Java implementation of the k-means clustering algorithm. K-means accepts N d-dimensional data points and groups them into k clusters, choosing the nearest cluster based on the distance between the data point and the prototype (centroid) of the cluster. Simply, it is a way of grouping a large number of disparate points into a small number of similar groups, then finding the "ideal" member of each group. After grouping, the centroid of each cluster can be updated, and the clustering repeated over i iterations. After each iteration, the sum of each cluster's sum of squared errors (SSE) will be lower than the previous iteration.
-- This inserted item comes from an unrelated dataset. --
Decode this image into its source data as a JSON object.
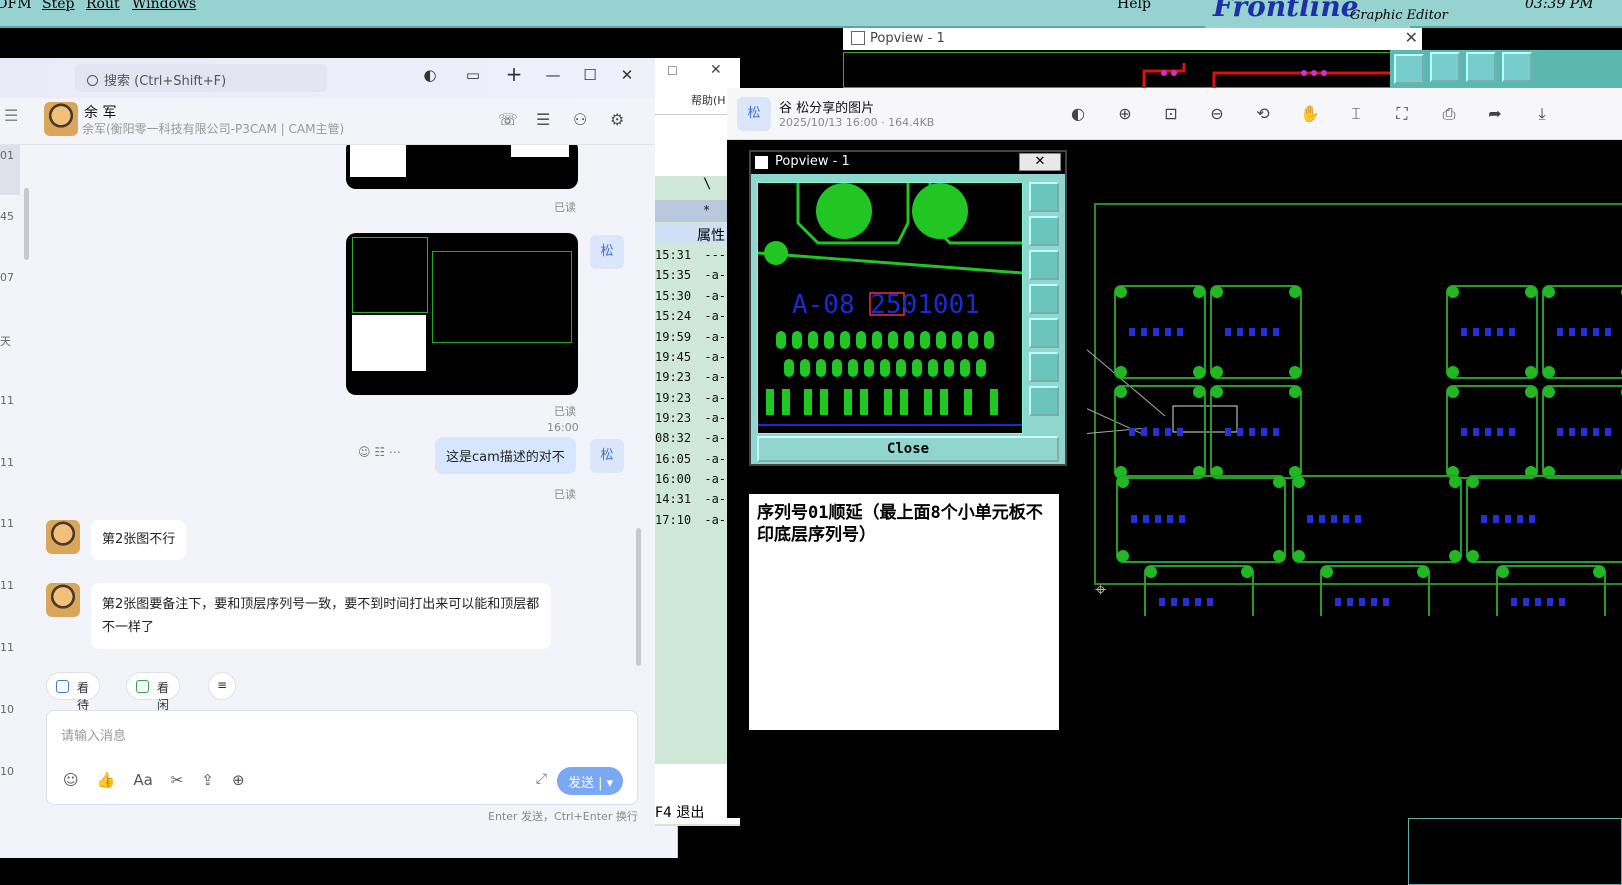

K-means is a simple minimum-seeking algorithm, and will stop at a local minimum, even if a better one exists - therefore the issue of how initial centroids are seeded becomes the most critical.
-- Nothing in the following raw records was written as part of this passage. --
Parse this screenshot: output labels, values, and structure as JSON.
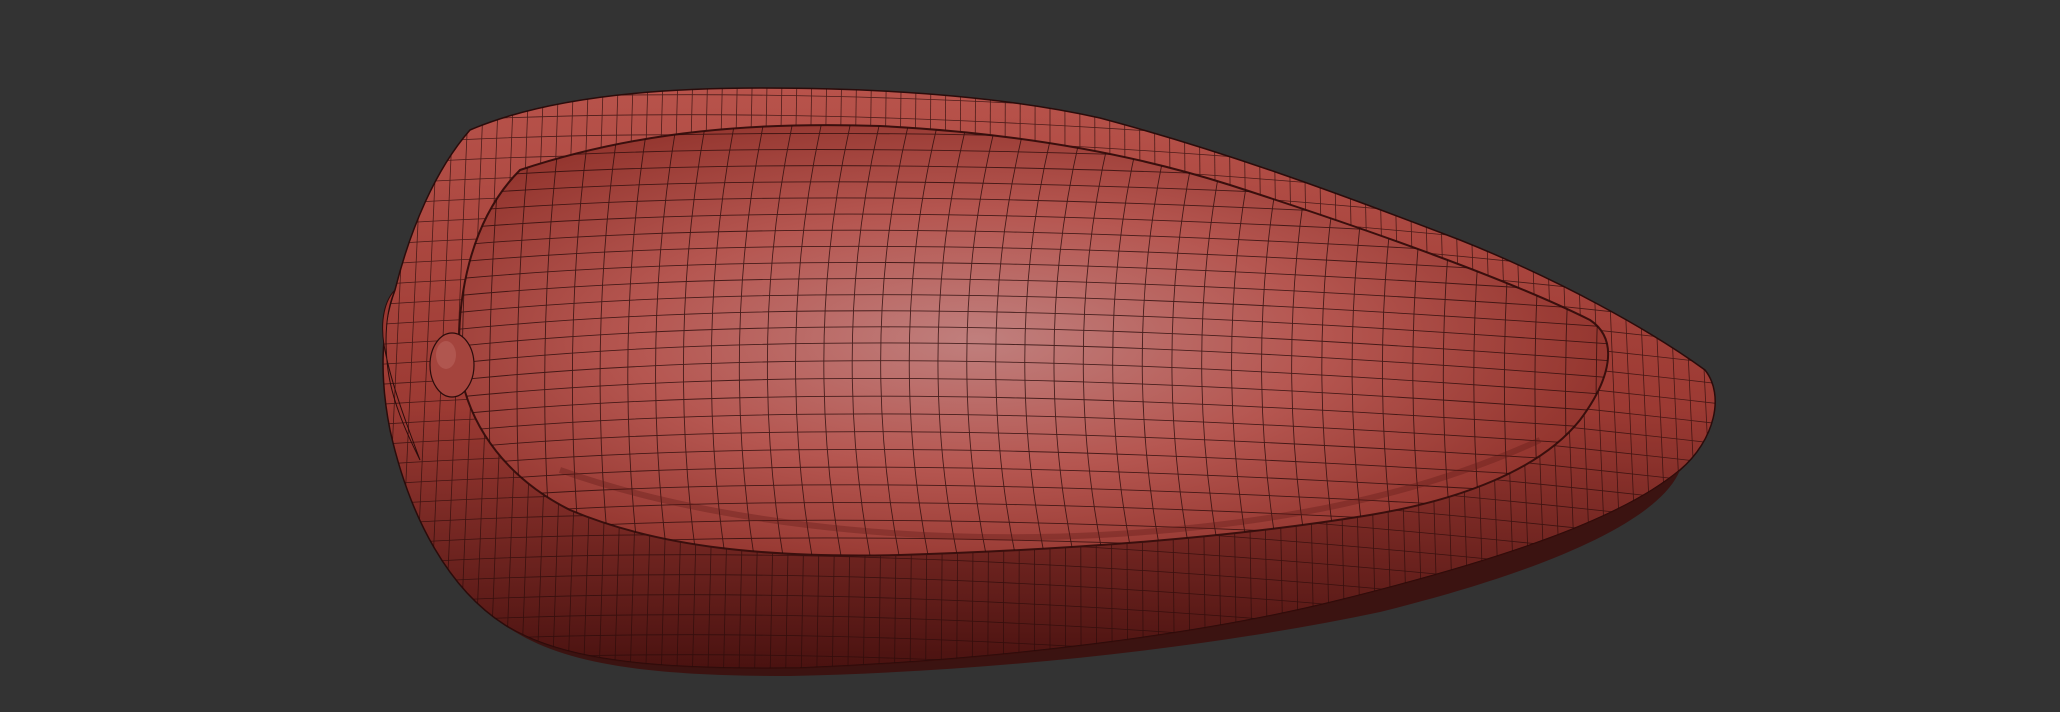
{
  "viewport": {
    "background_color": "#333333",
    "model": {
      "name": "sculpted-mesh",
      "display": "polyframe",
      "wireframe_visible": true,
      "material_color": "#a8433c",
      "highlight_color": "#c97a78",
      "shadow_color": "#4a1412",
      "wire_color": "#2b0c0b"
    }
  }
}
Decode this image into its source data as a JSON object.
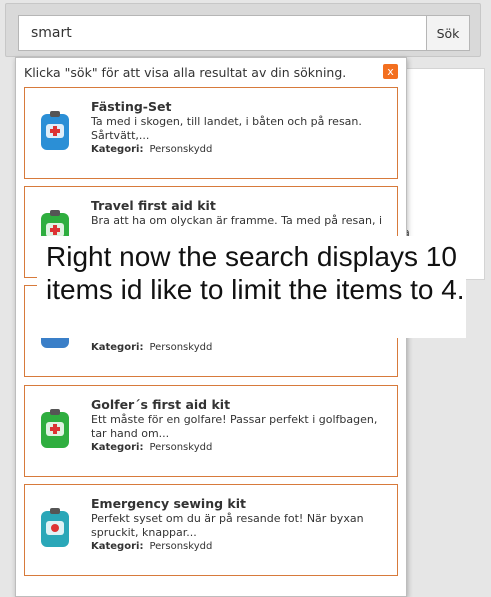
{
  "search": {
    "value": "smart",
    "button_label": "Sök"
  },
  "dropdown": {
    "hint": "Klicka \"sök\" för att visa alla resultat av din sökning.",
    "close_label": "x",
    "category_label": "Kategori:"
  },
  "results": [
    {
      "title": "Fästing-Set",
      "desc": "Ta med i skogen, till landet, i båten och på resan. Sårtvätt,...",
      "category": "Personskydd",
      "thumb_color": "#2b8fd6"
    },
    {
      "title": "Travel first aid kit",
      "desc": "Bra att ha om olyckan är framme. Ta med på resan, i",
      "category": "",
      "thumb_color": "#2fae3f"
    },
    {
      "title": "",
      "desc": "",
      "category": "Personskydd",
      "thumb_color": "#3a7fc8"
    },
    {
      "title": "Golfer´s first aid kit",
      "desc": "Ett måste för en golfare! Passar perfekt i golfbagen, tar hand om...",
      "category": "Personskydd",
      "thumb_color": "#2fae3f"
    },
    {
      "title": "Emergency sewing kit",
      "desc": "Perfekt syset om du är på resande fot! När byxan spruckit, knappar...",
      "category": "Personskydd",
      "thumb_color": "#2aa7b8"
    }
  ],
  "background_fragment": "a",
  "overlay": {
    "caption": "Right now the search displays 10 items id like to limit the items to 4."
  }
}
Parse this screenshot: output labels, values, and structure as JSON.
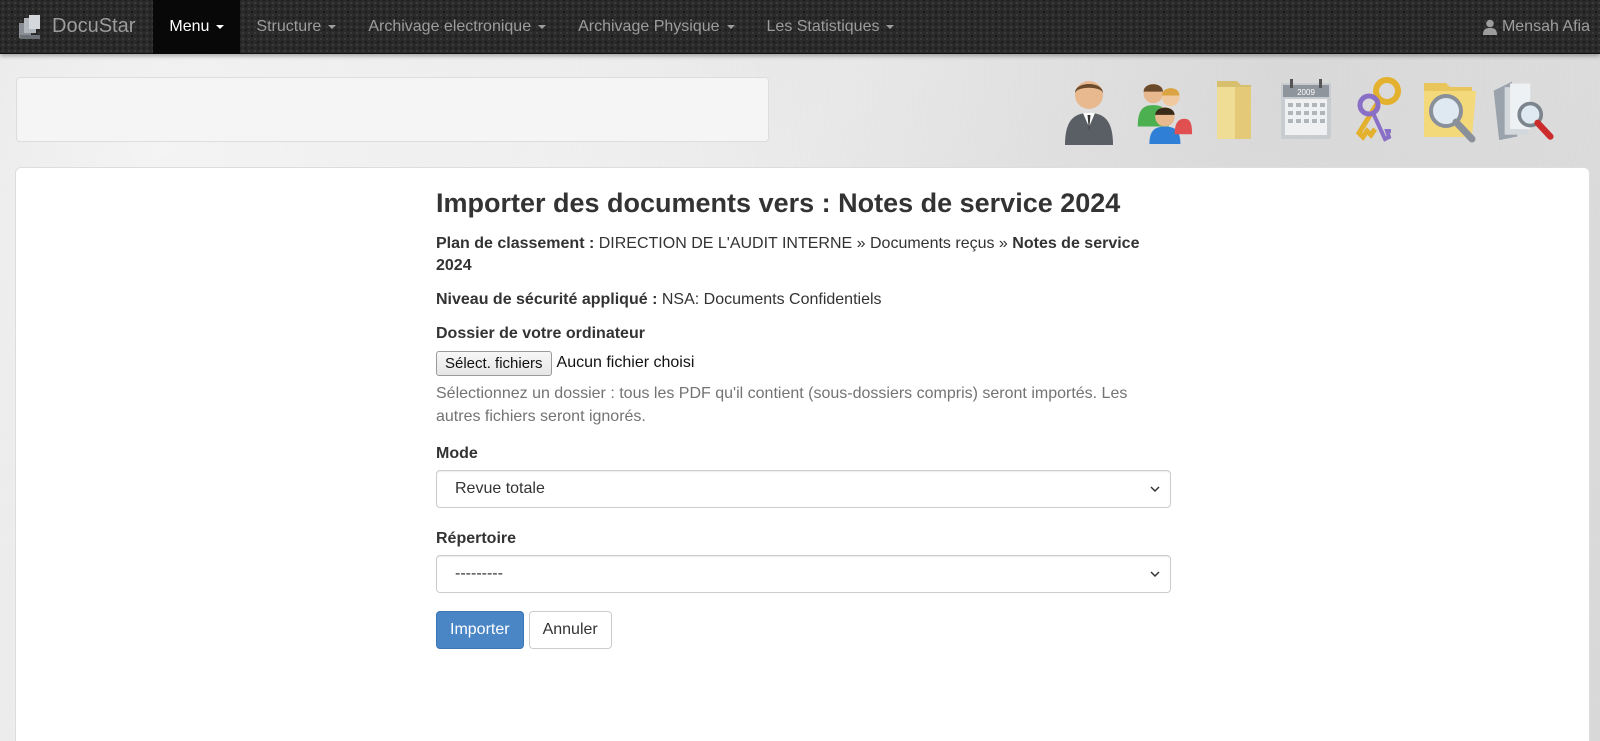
{
  "navbar": {
    "brand": "DocuStar",
    "items": [
      {
        "label": "Menu",
        "active": true
      },
      {
        "label": "Structure"
      },
      {
        "label": "Archivage electronique"
      },
      {
        "label": "Archivage Physique"
      },
      {
        "label": "Les Statistiques"
      }
    ],
    "user": "Mensah Afia"
  },
  "toolbar_icons": [
    "user-icon",
    "users-group-icon",
    "folder-icon",
    "calendar-icon",
    "keys-icon",
    "search-folder-icon",
    "search-document-icon"
  ],
  "calendar_year": "2009",
  "page": {
    "title": "Importer des documents vers : Notes de service 2024",
    "plan_label": "Plan de classement :",
    "plan_path": "DIRECTION DE L'AUDIT INTERNE » Documents reçus »",
    "plan_current": "Notes de service 2024",
    "security_label": "Niveau de sécurité appliqué :",
    "security_value": "NSA: Documents Confidentiels",
    "folder_label": "Dossier de votre ordinateur",
    "file_button": "Sélect. fichiers",
    "file_status": "Aucun fichier choisi",
    "help_text": "Sélectionnez un dossier : tous les PDF qu'il contient (sous-dossiers compris) seront importés. Les autres fichiers seront ignorés.",
    "mode_label": "Mode",
    "mode_value": "Revue totale",
    "repertoire_label": "Répertoire",
    "repertoire_value": "---------",
    "import_button": "Importer",
    "cancel_button": "Annuler"
  },
  "colors": {
    "primary": "#4a86c5",
    "navbar": "#2a2a2a"
  }
}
Command-line: -fileName -numberClusters -numberIterations numberDataPoints numberDataDimensions
Program assumes a valid CSV format, no header, no label data file from the UC-Irvine Machine Learning Repository.
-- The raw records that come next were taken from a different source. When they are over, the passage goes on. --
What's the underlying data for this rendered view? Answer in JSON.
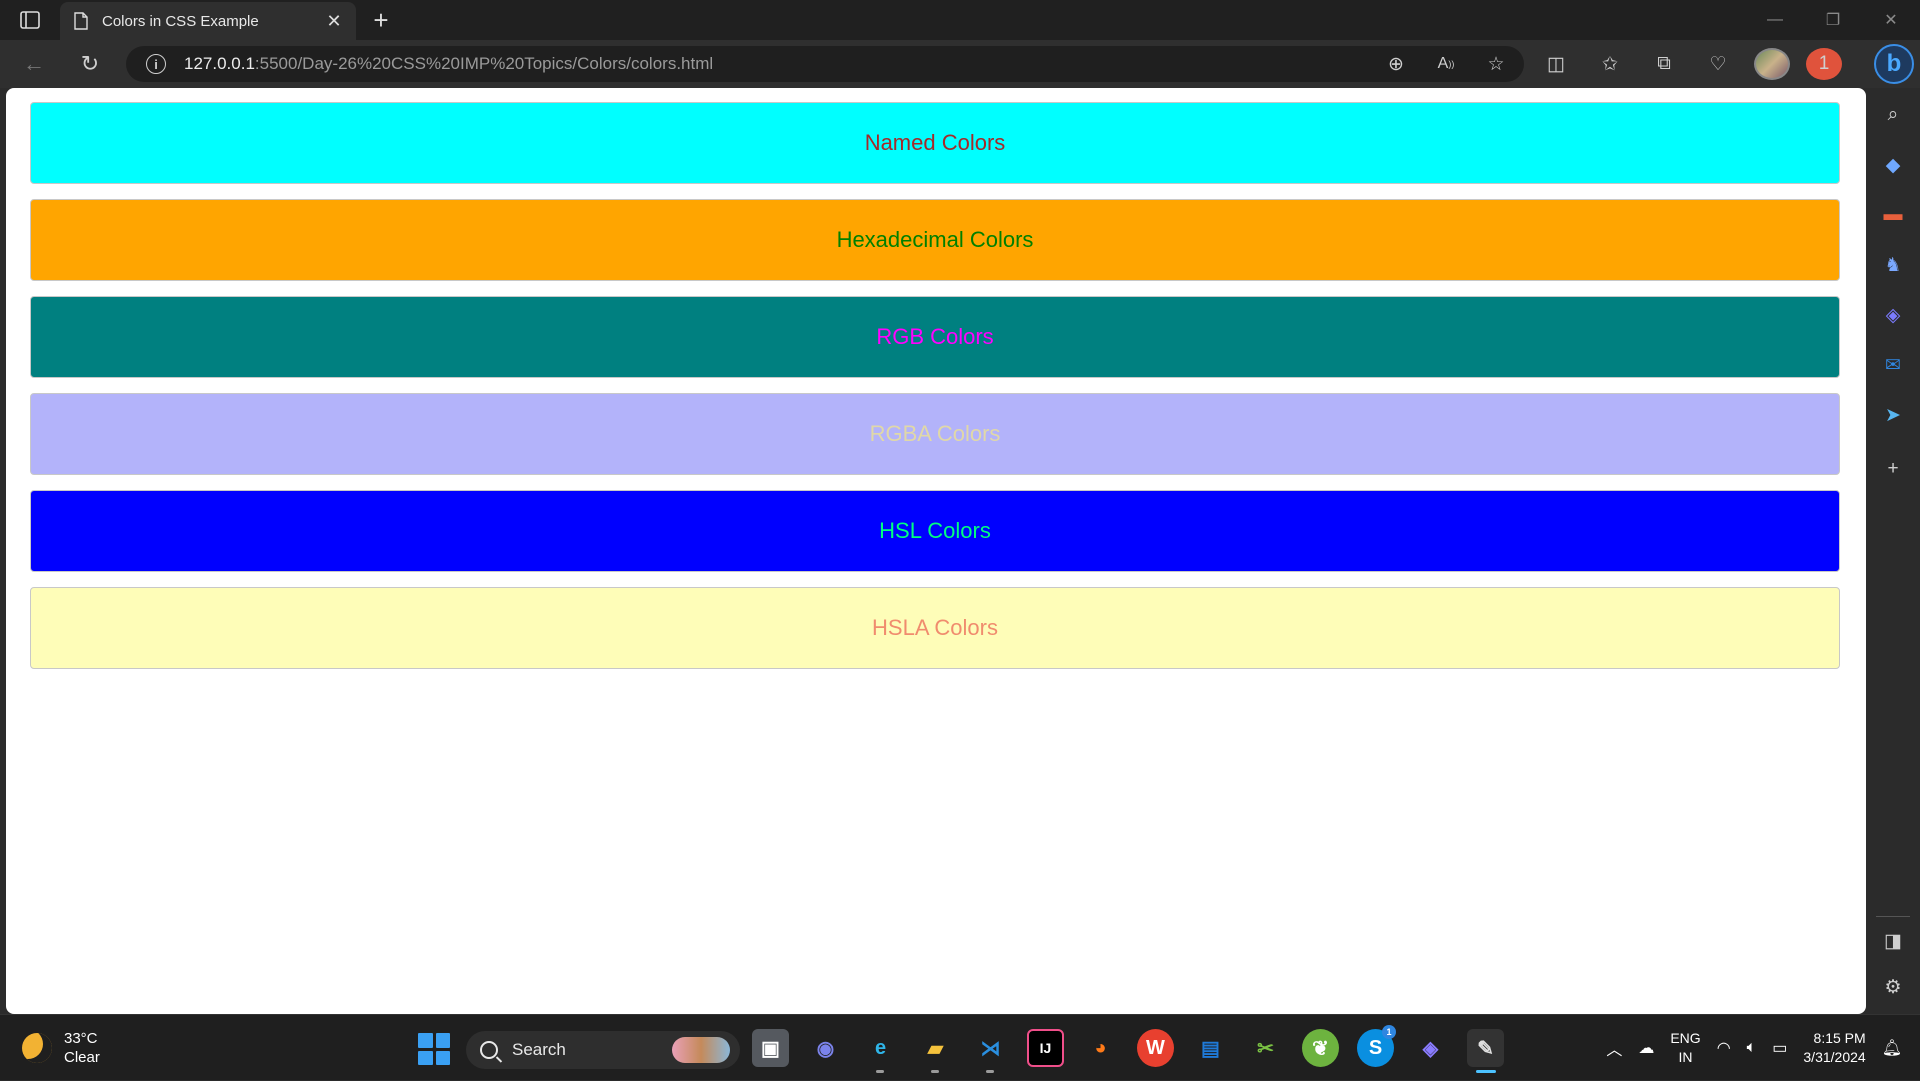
{
  "browser": {
    "tab_title": "Colors in CSS Example",
    "url_host": "127.0.0.1",
    "url_rest": ":5500/Day-26%20CSS%20IMP%20Topics/Colors/colors.html",
    "notification_count": "1"
  },
  "page": {
    "boxes": [
      {
        "label": "Named Colors",
        "background": "#00ffff",
        "text_color": "#a52a2a"
      },
      {
        "label": "Hexadecimal Colors",
        "background": "#ffa500",
        "text_color": "#008000"
      },
      {
        "label": "RGB Colors",
        "background": "#008080",
        "text_color": "#ff00ff"
      },
      {
        "label": "RGBA Colors",
        "background": "#b3b3fa",
        "text_color": "#e0d8a8"
      },
      {
        "label": "HSL Colors",
        "background": "#0000ff",
        "text_color": "#00ff7f"
      },
      {
        "label": "HSLA Colors",
        "background": "#fefdb8",
        "text_color": "#f08c6e"
      }
    ]
  },
  "taskbar": {
    "temperature": "33°C",
    "condition": "Clear",
    "search_placeholder": "Search",
    "lang_line1": "ENG",
    "lang_line2": "IN",
    "time": "8:15 PM",
    "date": "3/31/2024",
    "skype_badge": "1"
  },
  "icons": {
    "accent": "#3aa0f3"
  }
}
- Add a 'KmeansFactory' as wrapper for complex Kmeans initialization.
- Additional 'smart' seeding methods (k-means++).
- Additional distance measurements (Manhattan, Mahalanobis, etc.).
- Rand index to measure correlation.
- Add meaningful labels to output.
- Print output to file.
- Ability to cluster text data points (Ex via Hamming).
- Ability to cluster data points that have categorical (text/character/uid) attributes.